Looking at this week’s Hot 100 with several Christmas songs on board, Casey and his staff missed some perennials which would’ve been nice to include back in the day. Among current entries, they overlooked “Rockin’ Around the Christmas Tree” by Brenda Lee, “A Holly Jolly Christmas” by Burl Ives, “Let It Snow, Let It Snow, Let It Snow” by Dean Martin, “Sleigh Ride” by the Ronettes, “It’s the Most Wonderful Time of the Year” and “Happy Holidays/The Holiday Season” by Andy Williams, and “Rudolph the Red-Nosed Reindeer” and “Here Comes Santa Claus” by Gene Autry. Missing the Burl Ives and Dean Martin tracks I can understand, as both would be considered passe for 1970s/80s top 40 radio, but “Rockin’ Around the Christmas Tree” and “Sleigh Ride” would seem right up AT40’s format back in the day. Incidentally, by having two songs in the top 50 this week, Gene Autry and Andy Williams hold this distinction along with the Weeknd, Ed Sheeran, Justin Timberlake and Lil Nas X. As Chic would say, “Yowsa yowsa yowsa!”

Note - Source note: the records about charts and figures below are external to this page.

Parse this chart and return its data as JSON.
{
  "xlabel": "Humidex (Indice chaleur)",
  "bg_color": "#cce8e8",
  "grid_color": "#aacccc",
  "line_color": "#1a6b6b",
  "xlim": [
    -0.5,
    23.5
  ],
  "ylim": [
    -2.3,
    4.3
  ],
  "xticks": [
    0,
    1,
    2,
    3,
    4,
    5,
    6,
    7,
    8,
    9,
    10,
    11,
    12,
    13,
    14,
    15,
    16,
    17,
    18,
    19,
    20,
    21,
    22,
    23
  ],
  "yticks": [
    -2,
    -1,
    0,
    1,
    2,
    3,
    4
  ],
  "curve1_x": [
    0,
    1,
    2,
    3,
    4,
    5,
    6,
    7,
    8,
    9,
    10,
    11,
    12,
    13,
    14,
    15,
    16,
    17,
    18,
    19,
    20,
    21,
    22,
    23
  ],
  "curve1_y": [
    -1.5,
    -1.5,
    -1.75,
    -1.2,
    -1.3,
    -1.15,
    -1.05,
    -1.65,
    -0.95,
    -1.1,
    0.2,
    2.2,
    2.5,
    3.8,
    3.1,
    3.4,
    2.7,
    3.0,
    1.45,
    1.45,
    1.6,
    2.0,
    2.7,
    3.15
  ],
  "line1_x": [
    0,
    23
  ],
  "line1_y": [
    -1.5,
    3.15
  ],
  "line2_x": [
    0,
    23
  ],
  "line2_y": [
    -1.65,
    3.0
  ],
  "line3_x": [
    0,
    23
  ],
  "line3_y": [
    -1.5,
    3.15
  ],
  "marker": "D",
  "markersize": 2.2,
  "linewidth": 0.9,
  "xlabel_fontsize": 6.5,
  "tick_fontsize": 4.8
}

Also, Premiere Networks sent out the 12/15/84 show for this week’s AT40 The Eighties installment, and yes, they used the Barry Gordon version. Casey noted how Barry recently had been on the TV series Archie Bunker’s Place and filmed a commercial for AM/PM convenience stores as well.

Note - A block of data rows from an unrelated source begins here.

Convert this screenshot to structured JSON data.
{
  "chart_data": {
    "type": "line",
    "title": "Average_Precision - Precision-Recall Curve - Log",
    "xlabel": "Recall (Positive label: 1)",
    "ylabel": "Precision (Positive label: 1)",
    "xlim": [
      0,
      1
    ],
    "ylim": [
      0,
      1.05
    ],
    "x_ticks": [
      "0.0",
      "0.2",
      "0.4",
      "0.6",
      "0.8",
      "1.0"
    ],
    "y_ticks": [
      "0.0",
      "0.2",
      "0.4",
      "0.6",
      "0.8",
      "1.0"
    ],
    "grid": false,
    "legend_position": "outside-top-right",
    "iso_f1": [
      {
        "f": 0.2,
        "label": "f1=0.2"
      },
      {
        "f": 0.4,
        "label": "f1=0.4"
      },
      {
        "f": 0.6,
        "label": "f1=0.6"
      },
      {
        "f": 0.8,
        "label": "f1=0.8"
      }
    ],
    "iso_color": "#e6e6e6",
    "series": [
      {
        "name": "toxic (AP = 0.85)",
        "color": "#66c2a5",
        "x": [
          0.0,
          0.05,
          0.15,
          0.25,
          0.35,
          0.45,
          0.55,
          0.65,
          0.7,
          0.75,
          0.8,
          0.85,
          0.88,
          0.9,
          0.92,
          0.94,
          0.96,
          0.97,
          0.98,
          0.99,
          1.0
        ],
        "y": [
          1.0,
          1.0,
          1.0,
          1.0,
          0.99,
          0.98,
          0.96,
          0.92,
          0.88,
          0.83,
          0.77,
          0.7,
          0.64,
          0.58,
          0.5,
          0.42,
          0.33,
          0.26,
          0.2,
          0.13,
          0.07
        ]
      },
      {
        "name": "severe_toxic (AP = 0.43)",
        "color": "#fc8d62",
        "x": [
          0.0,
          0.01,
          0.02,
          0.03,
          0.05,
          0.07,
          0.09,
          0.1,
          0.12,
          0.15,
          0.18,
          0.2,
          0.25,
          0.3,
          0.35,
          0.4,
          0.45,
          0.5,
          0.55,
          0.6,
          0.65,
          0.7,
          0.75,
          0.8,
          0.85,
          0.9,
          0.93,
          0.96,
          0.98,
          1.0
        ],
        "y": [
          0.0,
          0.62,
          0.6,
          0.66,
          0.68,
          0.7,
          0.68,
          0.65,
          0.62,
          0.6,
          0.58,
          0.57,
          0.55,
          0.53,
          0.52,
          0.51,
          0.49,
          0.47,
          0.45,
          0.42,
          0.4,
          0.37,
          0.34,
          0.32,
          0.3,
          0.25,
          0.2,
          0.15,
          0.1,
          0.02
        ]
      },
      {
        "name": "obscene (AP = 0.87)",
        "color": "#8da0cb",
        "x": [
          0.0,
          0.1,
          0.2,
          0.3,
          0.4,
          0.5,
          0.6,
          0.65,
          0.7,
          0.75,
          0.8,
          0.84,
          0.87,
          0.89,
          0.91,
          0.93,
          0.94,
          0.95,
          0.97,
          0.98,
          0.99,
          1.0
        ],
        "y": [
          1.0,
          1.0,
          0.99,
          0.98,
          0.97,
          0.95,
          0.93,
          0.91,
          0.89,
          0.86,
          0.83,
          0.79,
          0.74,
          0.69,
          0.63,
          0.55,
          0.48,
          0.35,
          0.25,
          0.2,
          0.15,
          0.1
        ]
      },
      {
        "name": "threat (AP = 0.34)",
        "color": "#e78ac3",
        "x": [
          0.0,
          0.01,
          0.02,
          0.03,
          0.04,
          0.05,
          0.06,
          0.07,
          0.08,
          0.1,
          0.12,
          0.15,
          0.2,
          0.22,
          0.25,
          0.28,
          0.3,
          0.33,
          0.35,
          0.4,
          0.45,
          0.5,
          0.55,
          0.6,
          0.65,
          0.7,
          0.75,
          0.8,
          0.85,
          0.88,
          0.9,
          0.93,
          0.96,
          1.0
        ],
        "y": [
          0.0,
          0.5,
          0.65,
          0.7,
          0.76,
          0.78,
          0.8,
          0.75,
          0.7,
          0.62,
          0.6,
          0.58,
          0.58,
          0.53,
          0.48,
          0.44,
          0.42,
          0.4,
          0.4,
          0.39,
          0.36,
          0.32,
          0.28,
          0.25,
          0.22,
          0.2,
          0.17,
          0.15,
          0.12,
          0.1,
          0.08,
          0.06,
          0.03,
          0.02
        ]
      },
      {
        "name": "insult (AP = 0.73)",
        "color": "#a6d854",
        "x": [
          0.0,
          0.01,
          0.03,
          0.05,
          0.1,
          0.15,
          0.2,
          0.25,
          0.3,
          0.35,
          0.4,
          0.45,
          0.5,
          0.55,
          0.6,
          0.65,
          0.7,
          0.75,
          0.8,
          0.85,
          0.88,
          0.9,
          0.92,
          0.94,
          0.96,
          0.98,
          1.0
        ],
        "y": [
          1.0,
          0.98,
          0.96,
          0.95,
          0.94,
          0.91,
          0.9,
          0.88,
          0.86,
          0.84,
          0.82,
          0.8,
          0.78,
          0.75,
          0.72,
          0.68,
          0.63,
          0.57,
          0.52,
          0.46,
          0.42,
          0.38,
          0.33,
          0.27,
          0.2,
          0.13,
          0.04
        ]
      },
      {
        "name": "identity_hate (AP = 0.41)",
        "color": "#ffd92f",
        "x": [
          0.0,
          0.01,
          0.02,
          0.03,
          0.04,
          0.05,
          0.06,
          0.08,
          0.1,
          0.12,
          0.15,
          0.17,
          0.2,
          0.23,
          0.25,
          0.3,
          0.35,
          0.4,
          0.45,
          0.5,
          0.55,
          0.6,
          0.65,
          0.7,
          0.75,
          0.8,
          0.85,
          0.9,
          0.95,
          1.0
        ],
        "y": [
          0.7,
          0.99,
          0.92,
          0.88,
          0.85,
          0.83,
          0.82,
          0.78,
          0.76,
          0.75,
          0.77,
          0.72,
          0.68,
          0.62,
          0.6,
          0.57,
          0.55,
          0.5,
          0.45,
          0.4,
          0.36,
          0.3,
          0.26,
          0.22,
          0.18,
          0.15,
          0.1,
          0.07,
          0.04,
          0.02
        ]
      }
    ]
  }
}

I knew I forgot something.
The Eagles’ “Please Come Home for Christmas” came out during a period in which Billboard did not have a special Christmas chart, and it made the Hot 100, first appearing on the week of 12/9/78. It zoomed into the top 40 on 12/23/78 (from #45 to #20) and held there during the frozen chart week of 12/30. During those two weeks, AT40 was counting down the top hits of 1978 and not doing a regular show. So Casey would have played it for the first time on the show dated 1/6/79, when it was at #18, and twice more, during the week of 1/13 (at #18 again) and on 1/20 (at #26). How it was never again featured as an extra, considering how popular it was at every Christmas thereafter (and down unto the present day), I have no idea.